Die Gynäkologin habe eine Ultraschalluntersuchung durchgeführt, wobei – was nachvollziehbar sei – keine Eileiterschwangerschaft zu sehen gewesen sei, und habe nachfolgend die β-HCG-Werte kontrolliert. Damit habe sie alle nötigen Untersuchungen durchgeführt. Die Klägerin sei durchgehend, im Verlauf sogar lange (vom 25.01. bis zur stationären Aufnahme am 18.02.2015) bei abfallendem β-HCG-Wert ohne Beschwerden gewesen. Bei dieser Sachlage sei eine stationäre Aufnahme nicht erforderlich.

Auch im Falle einer stationären Aufnahme, die bei einer entsprechenden fachärztlichen Einweisung nicht verweigert worden wäre, wäre die Klägerin bei dem vorliegenden Verlauf beobachtet und alle 48 Stunden der β-HCG-Wert kontrolliert worden.

Eine Bauchspiegelung müsse man erst dann durchführen, wenn eine Patientin symptomatisch sei oder wenn man im Ultraschall eine Eileiterschwangerschaft sehe. Beides sei hier nicht der Fall gewesen, im Verlauf habe es bei der Klägerin keine Indikation für eine Laparoskopie gegeben. Bei bestehender Beschwerdefreiheit sei auch nicht ersichtlich, zu welchem Zeitpunkt man eine Bauchspiegelung hätte durchführen sollen. Bei einem β-HCG-Wert von 115 (wie zuletzt im Klinikum M gemessen) sei eine Eileiterschwangerschaft extrem selten. Nach dem klinischen Verlauf habe eine Fehlgeburt näher gelegen, weil der β-HCG-Wert gefallen sei und zuvor Blutungen abgegangen seien.
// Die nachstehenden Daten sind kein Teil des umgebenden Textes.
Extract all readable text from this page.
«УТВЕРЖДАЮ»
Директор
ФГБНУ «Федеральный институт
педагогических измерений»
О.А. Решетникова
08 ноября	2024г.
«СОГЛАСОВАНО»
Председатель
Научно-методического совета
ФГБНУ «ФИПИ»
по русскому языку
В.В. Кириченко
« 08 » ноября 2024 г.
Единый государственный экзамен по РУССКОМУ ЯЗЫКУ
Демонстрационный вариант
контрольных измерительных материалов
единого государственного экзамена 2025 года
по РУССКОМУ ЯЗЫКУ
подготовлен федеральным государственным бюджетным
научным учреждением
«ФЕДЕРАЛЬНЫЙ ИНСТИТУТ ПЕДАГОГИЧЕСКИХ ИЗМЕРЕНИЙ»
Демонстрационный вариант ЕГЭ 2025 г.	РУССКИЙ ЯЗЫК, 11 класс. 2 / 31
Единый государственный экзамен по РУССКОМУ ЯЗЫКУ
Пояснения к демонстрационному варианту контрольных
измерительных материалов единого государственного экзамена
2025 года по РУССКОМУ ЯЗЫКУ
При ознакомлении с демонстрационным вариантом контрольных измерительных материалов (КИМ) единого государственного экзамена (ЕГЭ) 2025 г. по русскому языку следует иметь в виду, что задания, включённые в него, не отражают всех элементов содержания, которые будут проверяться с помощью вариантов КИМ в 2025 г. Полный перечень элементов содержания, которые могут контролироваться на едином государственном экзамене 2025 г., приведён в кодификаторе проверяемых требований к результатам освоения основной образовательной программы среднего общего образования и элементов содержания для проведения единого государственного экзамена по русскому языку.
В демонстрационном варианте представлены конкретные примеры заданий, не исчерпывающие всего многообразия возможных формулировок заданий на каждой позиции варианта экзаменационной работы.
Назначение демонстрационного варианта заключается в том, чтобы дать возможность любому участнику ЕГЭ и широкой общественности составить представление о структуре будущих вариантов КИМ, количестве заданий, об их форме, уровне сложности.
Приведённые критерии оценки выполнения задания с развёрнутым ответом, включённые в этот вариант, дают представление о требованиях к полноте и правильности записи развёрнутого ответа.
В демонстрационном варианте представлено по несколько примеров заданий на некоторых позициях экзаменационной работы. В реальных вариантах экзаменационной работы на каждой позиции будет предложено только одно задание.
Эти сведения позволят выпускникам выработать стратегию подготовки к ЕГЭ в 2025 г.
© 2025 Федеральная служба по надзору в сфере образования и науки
Er, der Sachverständige, sei mit Herrn K sofort einig, dass eine Einweisung angezeigt gewesen wäre, wenn die Klägerin Schmerzen gehabt hätte. Hier sei aber eine frühere Einweisung der Klägerin nicht angezeigt gewesen.
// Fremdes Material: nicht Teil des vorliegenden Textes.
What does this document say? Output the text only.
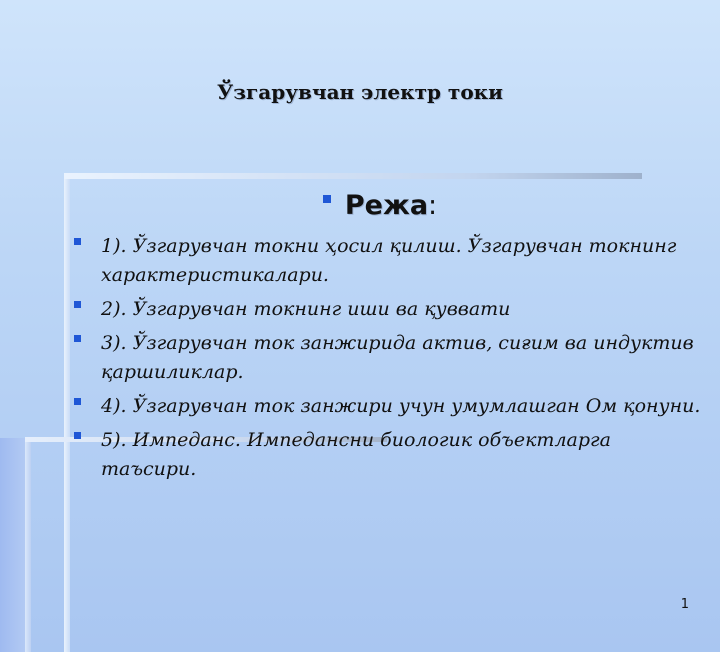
Ўзгарувчан электр токи
Режа:
1). Ўзгарувчан токни ҳосил қилиш. Ўзгарувчан токнинг характеристикалари.
2). Ўзгарувчан токнинг иши ва қуввати
3). Ўзгарувчан ток занжирида актив, сиғим ва индуктив қаршиликлар.
4). Ўзгарувчан ток занжири учун умумлашган Ом қонуни.
5). Импеданс. Импедансни биологик объектларга таъсири.
1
Das Gutachten des Beklagten sei nach seiner Überzeugung richtig. Erst recht seien, selbst wenn man unterschiedliche Möglichkeiten der Behandlung unterstelle, aus sachverständiger Sicht keinerlei Umstände festzustellen, die eine in besonders grober Weise fehlerhafte Begutachtung durch Herr P begründen würden.
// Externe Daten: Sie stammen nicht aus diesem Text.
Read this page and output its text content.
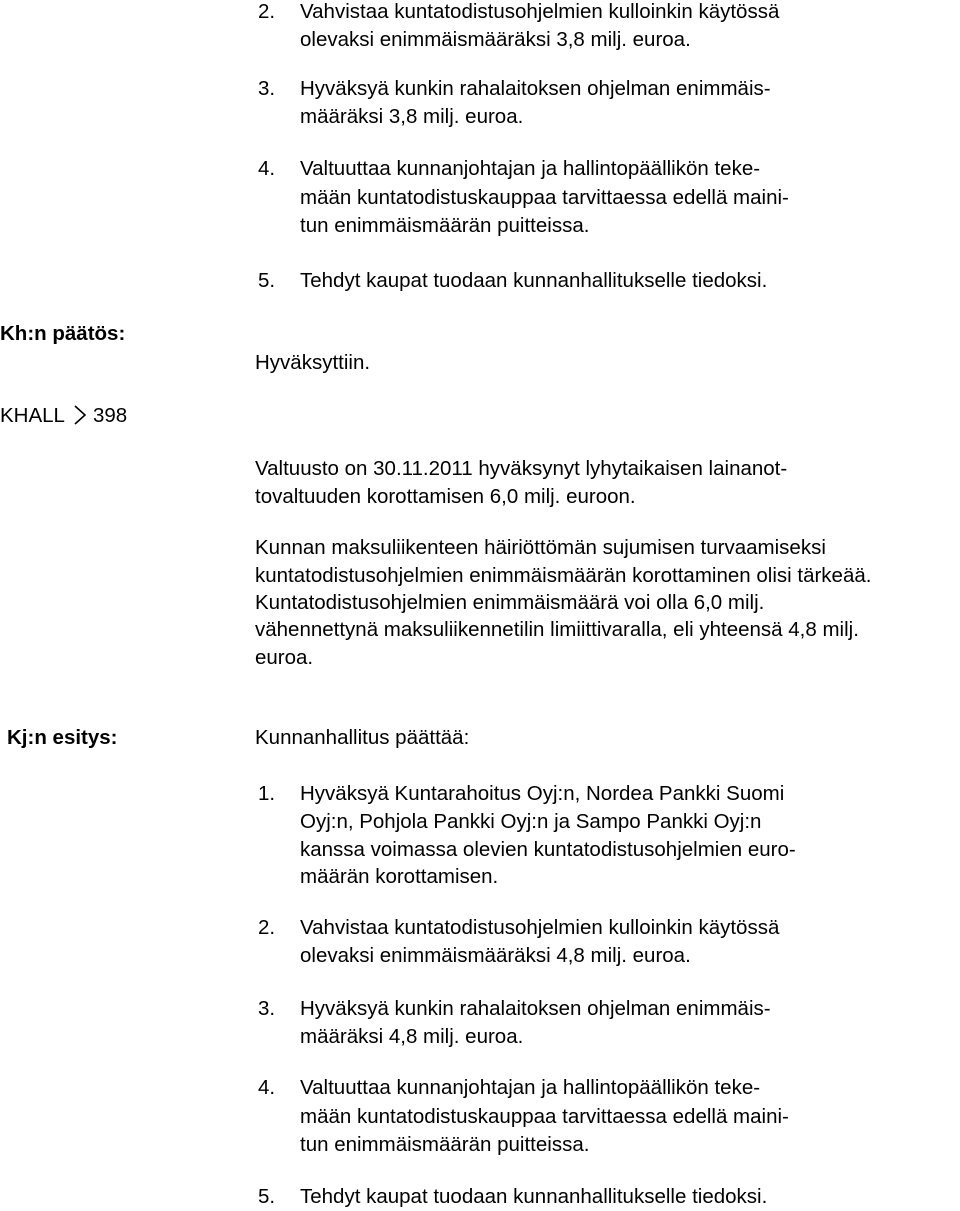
2. Vahvistaa kuntatodistusohjelmien kulloinkin käytössä
olevaksi enimmäismääräksi 3,8 milj. euroa.
3. Hyväksyä kunkin rahalaitoksen ohjelman enimmäis-
määräksi 3,8 milj. euroa.
4. Valtuuttaa kunnanjohtajan ja hallintopäällikön teke-
mään kuntatodistuskauppaa tarvittaessa edellä maini-
tun enimmäismäärän puitteissa.
5. Tehdyt kaupat tuodaan kunnanhallitukselle tiedoksi.
Kh:n päätös:
Hyväksyttiin.
KHALL 398
Valtuusto on 30.11.2011 hyväksynyt lyhytaikaisen lainanot-
tovaltuuden korottamisen 6,0 milj. euroon.
Kunnan maksuliikenteen häiriöttömän sujumisen turvaamiseksi
kuntatodistusohjelmien enimmäismäärän korottaminen olisi tärkeää.
Kuntatodistusohjelmien enimmäismäärä voi olla 6,0 milj.
vähennettynä maksuliikennetilin limiittivaralla, eli yhteensä 4,8 milj.
euroa.
Kj:n esitys:	Kunnanhallitus päättää:
1. Hyväksyä Kuntarahoitus Oyj:n, Nordea Pankki Suomi
Oyj:n, Pohjola Pankki Oyj:n ja Sampo Pankki Oyj:n
kanssa voimassa olevien kuntatodistusohjelmien euro-
määrän korottamisen.
2. Vahvistaa kuntatodistusohjelmien kulloinkin käytössä
olevaksi enimmäismääräksi 4,8 milj. euroa.
3. Hyväksyä kunkin rahalaitoksen ohjelman enimmäis-
määräksi 4,8 milj. euroa.
4. Valtuuttaa kunnanjohtajan ja hallintopäällikön teke-
mään kuntatodistuskauppaa tarvittaessa edellä maini-
tun enimmäismäärän puitteissa.
5. Tehdyt kaupat tuodaan kunnanhallitukselle tiedoksi.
Der Senat folgt den in sich schlüssigen, gut verständlichen und nachvollziehbaren Ausführungen des Sachverständigen Y, an dessen Sachkunde keinerlei Zweifel bestehen und auch von den Parteien nicht geltend gemacht worden sind.

3.

Ein Anspruch der Klägerin ergibt sich auch nicht aus anderen Anspruchsgrundlagen. Zum einen ist die Regelung des § 839a BGB für die Haftung gerichtlicher Sachverständiger abschließend, zum anderen sind – wie ausgeführt – die Erstattung eines unrichtigen Gutachtens oder eine sonstige Pflichtverletzung des Beklagten nicht gegeben.

4.

Der Hilfsantrag auf Zurückweisung des Rechtsstreits ist, nachdem der Senat die Beweisaufnahme selbst durchgeführt hat, gegenstandslos.

III.

Die Nebenentscheidungen folgen aus §§ 97 Abs. 1, 708 Ziff. 10, 711 ZPO.